ONT comprises a range of sequencers, namely, MinION, GridION, and Promethion that transform sequencing from a fixed to real-time process. This feature is unique to ONT sequencers that the authors of this study have studied. Scientists believe that data analysis can be initiated earlier if the sequenced data is available immediately after DNA finishes translocating the pore. This would significantly reduce the total time required to answer a specific question regarding the lineage of the virus or its classification.

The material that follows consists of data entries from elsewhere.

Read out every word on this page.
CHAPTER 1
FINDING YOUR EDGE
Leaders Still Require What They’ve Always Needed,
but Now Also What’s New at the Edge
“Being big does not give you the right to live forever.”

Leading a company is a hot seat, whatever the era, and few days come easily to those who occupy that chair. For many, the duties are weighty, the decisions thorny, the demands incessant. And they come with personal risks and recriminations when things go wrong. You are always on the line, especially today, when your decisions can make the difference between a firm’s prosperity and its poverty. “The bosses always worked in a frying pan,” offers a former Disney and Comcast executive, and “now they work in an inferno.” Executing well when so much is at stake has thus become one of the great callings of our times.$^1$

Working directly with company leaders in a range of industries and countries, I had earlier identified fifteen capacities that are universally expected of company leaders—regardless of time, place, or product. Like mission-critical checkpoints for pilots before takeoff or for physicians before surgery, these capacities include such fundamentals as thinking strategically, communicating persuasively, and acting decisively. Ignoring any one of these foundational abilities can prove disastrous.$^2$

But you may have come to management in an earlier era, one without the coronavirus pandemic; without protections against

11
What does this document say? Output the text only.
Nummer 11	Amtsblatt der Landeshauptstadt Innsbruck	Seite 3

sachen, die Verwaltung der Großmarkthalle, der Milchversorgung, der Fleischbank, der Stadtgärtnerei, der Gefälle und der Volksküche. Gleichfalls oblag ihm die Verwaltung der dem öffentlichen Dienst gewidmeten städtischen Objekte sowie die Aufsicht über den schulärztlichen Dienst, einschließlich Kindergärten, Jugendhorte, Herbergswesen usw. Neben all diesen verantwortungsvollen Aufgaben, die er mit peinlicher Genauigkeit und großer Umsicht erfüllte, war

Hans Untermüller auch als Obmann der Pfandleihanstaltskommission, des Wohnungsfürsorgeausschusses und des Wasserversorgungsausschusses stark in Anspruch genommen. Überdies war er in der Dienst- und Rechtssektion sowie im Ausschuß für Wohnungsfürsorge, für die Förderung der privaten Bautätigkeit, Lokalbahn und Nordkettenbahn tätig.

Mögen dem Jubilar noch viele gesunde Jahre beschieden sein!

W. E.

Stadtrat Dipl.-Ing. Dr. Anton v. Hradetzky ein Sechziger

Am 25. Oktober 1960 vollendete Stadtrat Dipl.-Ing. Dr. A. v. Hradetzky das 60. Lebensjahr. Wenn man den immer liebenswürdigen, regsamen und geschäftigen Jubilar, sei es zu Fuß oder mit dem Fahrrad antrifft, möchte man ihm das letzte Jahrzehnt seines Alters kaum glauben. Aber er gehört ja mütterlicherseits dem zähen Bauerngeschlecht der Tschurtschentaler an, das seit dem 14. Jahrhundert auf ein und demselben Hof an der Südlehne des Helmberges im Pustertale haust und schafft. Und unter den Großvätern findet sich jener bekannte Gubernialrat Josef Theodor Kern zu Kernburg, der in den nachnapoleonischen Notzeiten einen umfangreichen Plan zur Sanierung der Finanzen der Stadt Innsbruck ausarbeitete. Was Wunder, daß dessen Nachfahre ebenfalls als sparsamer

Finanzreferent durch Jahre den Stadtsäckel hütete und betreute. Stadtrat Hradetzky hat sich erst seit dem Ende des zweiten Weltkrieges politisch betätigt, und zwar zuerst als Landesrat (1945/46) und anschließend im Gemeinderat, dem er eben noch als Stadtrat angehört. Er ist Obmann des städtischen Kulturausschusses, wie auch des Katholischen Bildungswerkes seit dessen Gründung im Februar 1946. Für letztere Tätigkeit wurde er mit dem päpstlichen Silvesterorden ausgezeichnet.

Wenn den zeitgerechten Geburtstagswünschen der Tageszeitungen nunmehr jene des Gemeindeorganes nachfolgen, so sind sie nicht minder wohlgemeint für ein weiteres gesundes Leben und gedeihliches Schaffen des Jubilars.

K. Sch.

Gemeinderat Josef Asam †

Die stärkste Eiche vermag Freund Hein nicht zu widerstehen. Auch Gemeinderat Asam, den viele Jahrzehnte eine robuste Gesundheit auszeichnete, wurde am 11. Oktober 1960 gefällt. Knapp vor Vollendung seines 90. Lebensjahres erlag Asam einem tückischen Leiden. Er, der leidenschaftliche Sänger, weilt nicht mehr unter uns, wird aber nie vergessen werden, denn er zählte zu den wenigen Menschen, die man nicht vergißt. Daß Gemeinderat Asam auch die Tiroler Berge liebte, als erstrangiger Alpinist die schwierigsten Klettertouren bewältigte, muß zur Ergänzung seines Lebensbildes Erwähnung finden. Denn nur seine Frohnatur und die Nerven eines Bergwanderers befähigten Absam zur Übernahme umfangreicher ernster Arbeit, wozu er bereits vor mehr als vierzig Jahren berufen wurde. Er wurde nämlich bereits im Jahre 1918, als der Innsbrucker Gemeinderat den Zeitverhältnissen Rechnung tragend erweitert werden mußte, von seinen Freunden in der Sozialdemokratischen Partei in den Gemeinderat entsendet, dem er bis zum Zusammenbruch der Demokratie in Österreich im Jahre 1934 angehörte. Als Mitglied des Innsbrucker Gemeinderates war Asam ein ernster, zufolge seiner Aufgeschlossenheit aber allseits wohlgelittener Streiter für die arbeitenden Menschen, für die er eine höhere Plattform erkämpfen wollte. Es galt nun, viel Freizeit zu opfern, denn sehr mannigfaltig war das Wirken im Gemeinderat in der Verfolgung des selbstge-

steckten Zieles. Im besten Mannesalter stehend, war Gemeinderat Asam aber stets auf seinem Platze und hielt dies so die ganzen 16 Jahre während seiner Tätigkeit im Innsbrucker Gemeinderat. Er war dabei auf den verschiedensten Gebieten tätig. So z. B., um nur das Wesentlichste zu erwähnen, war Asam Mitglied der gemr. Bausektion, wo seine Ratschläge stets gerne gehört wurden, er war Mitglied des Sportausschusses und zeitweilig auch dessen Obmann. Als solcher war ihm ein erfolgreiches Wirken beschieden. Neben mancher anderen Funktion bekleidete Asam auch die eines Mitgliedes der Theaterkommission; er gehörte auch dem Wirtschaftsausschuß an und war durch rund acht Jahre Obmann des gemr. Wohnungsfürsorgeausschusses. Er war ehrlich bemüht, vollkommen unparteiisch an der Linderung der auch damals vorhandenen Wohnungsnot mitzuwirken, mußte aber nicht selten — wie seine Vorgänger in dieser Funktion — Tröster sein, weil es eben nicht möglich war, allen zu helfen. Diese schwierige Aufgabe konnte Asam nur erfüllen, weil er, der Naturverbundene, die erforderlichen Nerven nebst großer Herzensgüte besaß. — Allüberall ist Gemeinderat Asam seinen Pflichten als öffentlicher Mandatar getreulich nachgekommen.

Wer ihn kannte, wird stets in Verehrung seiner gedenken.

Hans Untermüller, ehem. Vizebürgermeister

The COVID-19 Genomics UK (COG-UK) members have generated thousands of SARS-CoV-2 consensus sequences using ONT sequencers.
In this study, researchers used minoTour, a real-time analysis and monitoring system, to assess the performance of each sequencing run in the system. For individual viral genomes, ONT can provide more data than required. Hence, researchers believe it is appropriate to stop sequencing once enough data is obtained for the analysis. Shorter sequence runs could preserve flow cell health, which can be reused for other experiments and sequencing libraries. This implies that proper implementation could lower the cost per sample sequenced. Hence, researchers integrated these properties into the minoTour.
The ARTIC Network delivers complete protocols for the best practice informatic analysis of SARS-CoV-2. Typically, the ARTIC pipeline uses nanopolish for signal level analysis of nanopore data during variant calling. However, it also provides medaka as an alternative to nanopolish. Medaka is a machine learning pipeline which only needs FASTQ data.
Since signal level data are not available within minoTour, researchers have incorporated ARTIC medaka workflow, which enabled the real-time production of consensus genomes along with sequence data generation. This process is unique, and to date, none of the web-based analysis platforms have adopted the real-time features of the nanopore platform and linked it with the sequenced data for further study.
The main advantage of minoTour is that it can alert the user through the Twitter API that a sequencing run can be terminated as sufficient data have been obtained. The users can analyze the detailed breakdowns and visualizations of the ongoing sequencing run using minoTours. This would help them to make an informed decision about the termination of the sequence run. This step also could be automated; however, researchers have not implemented this in their study as specific samples could be important for the users.
In this study, researchers analyzed the impact of stopping the sequence runs early. This was studied by comparing the consensus sequences for 454 SARS-CoV-2 samples assembled by both the medaka and nanopolish pipelines. These sequences were used to determine Phylogenetic Assignment of Named Global Outbreak (PANGO) lineage assignment, variant classification, and SNP calls for each sample at appropriate time points during the sequence run. Researchers observed that PANGO lineages and VoC/VuI assignments were consistent in all the 454 samples studied using nanopolish and medaka.
Scientists stated that minoTour could be installed on a single laptop or a computer running sequences. The sequences can also be run at a central hub with data uploaded via multiple devices concurrently. However, the minIT/MK1C device cannot be configured to run minoTour, but users can upload data using minFQ. Scientists have engineered the ARTIC pipeline in minoTour so that any ARTIC compatible primer scheme can be integrated and utilized for analysis.
This study revealed that minoTour could be extended to include real-time analysis using the best available practices for SARS-CoV-2 sequencing. By developing an algorithm, researchers were able to predict the performance of a sequencing run and better define when to terminate sequencing. This approach is not only time-saving but also reduces the cost per sequencing.
bioRxiv publishes preliminary scientific reports that are not peer-reviewed and, therefore, should not be regarded as conclusive, guide clinical practice/health-related behavior, or treated as established information.
- Munro, R. et al. (2021) "Real-time monitoring and analysis of SARS-CoV-2 nanopore sequencing with minoTour." bioRxiv. doi: 10.1101/2021.09.13.459777.